Thursday, May 8, 2008

Home Invasion: a Bandit in the house

My kids have been asking for a dog for years. My husband has been very close to giving in many times. I have never been a dog owner, and never felt a need to start. Cat's are so easy, so independent, so clean and unobtrusive. Dogs. You have to walk them, pick up after them, keep them penned at night, or allow them to smother you while you sleep. They bark and jump and chew and generally disrupt. My husband is allergic to dogs. We're safe, I thought. It was the perfect excuse to the kids, and they understood it.

A few months ago, a mini Dachshund walked into my husband's office. He told me all about it. I knew then we were doomed. "...so small, so quiet, so cute..." he said. "...you'd love this dog. So adorable..." he said. And then came the research. Emails flooding in to my computer from his - how big they get, how smart they are, etc etc. And then he started talking to the kids about it. Told them how cute these dogs are. "If we ever got a dog, I'd want one of those," he'd say.

"If we ever get a dog..." opening the doors to doom. I heard that door open a mile away, and saw my kids watching it open too - that crack in the no-dog-cement-wall that I had so sturdily built. It was beginning to crumble before my eyes. Almost daily I could see the loosening on top of the wall, and the pile of dust and rubble growing.

Dinner time conversations began to revolve around Dachshunds and we all began to notice them everywhere. On every corner, in every magazine. My kids began taking Dachshund books out at the school library, bringing them home and showing me. One day in the car my daughter announced, "If we get a dog, I want a Dachshund and I'm going to name it Bean. Isn't that a perfect name? BEAN."

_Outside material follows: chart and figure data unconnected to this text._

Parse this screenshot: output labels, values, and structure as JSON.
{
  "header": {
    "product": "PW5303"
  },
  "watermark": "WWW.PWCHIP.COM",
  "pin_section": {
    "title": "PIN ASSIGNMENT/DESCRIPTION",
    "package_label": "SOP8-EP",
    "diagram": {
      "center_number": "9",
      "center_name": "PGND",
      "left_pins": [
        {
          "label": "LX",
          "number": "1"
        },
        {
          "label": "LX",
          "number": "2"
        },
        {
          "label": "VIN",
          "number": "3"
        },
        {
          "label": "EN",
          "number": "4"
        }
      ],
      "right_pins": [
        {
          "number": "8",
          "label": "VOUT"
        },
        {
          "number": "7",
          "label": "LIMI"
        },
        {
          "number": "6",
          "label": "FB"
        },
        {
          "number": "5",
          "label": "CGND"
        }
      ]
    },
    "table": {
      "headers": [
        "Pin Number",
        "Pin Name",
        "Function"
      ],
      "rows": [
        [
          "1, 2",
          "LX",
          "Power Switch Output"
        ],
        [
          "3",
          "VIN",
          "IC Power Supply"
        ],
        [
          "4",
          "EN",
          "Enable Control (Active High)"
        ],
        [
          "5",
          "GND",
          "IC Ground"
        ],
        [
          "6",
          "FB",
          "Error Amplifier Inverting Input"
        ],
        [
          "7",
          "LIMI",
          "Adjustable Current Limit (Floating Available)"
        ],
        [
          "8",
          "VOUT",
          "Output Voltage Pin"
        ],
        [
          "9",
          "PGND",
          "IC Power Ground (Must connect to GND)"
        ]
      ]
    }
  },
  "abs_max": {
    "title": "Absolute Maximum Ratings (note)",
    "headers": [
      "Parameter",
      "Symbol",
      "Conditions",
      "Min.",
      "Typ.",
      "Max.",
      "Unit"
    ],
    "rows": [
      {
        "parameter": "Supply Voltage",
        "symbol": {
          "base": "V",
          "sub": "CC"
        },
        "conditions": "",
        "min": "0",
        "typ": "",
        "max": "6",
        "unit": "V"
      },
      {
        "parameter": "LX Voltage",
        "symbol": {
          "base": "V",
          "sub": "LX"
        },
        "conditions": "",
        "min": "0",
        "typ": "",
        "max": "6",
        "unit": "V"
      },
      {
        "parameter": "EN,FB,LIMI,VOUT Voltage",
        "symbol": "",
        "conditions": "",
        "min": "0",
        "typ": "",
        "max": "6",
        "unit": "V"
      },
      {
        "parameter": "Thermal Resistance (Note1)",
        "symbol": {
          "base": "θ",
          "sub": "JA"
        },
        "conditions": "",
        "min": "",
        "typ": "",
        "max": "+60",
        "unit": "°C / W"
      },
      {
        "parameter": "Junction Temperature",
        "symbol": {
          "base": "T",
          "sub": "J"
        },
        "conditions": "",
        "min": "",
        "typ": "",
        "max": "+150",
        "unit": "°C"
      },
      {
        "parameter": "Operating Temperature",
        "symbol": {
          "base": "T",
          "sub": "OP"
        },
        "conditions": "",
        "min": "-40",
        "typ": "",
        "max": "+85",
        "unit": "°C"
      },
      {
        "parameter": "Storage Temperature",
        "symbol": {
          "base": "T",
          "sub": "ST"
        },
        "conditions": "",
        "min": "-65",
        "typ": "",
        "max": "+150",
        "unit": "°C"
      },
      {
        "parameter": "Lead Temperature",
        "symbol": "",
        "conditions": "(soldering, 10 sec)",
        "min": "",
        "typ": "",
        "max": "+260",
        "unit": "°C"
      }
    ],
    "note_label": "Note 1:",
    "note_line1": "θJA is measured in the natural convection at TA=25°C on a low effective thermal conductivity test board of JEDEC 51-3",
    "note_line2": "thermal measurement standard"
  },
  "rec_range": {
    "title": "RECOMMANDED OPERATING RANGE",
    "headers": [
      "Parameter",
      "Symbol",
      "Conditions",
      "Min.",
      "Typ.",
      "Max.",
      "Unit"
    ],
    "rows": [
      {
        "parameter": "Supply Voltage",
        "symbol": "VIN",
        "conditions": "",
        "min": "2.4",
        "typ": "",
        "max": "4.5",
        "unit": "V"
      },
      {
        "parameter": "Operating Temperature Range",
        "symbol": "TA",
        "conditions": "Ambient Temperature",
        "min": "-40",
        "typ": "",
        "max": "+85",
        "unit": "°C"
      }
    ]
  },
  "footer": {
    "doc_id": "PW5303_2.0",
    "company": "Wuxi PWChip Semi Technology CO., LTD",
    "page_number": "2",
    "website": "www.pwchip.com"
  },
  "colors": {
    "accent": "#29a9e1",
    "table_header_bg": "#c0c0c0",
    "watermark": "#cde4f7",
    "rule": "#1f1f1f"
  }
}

With rapid succession, we were at the point where we were referring to "the dog." No longer an unfullfillable dream, but now an expectation, a PLAN. I'd come home from work and the kids would be searching for breeders on the internet. Late at night my husband would do the same. He'd tell me there aren't any in our state that he could find, but they can be shipped. He even talked to a couple of breeders. It was too late for just 'playing along'. I had to make myself clear. You all want a dog? Fine. But it ISN'T MY DOG.

That became my motto. IT'S NOT MY DOG.

The research and the search continued. The kids offered to use their own money, or earn their own money to get a Dachshund. My husband continued to look for local breeders. My daughter kept referring to "Bean" as if it were already a member of the family. I kept saying IT'S NOT MY DOG. I refused to make any dog related decisions - where to get one, how much to pay for one, should we get this one or that one, where should it sleep, etc. NOT MY DOG.

I refused to make any of the necessary phone calls. NOT MY DOG. I told my family, "I'm not feeding the dog. I'm not walking the dog. I'm definitely not cleaning up after that dog. And, if my cat eats your dog, it's not my fault."

So, this past Sunday, we drove North to a breeder to pick up our dog. No, THEIR dog. She's 7 months old. A mini Dachshund, black and tan. She weighs about 7 pounds. She's incredibly quiet, snuggly and friendly. She's pretty well trained already and comes to her name - which is BANDIT.

She is NOT MY DOG.

She just happens to be sleeping on my lap right now. I just happened to have taken her to work today. Just purely by chance I've fed her, walked her, picked up after her, bathed her and snuggled her. Just by chance. I didn't mean to walk her to my favorite coffee shop and introduce her to everyone. It just happened. Oh, and that little coat I'm thinking of making for her? Well, that's just so my cat won't think she's a kitty treat and eat her by mistake.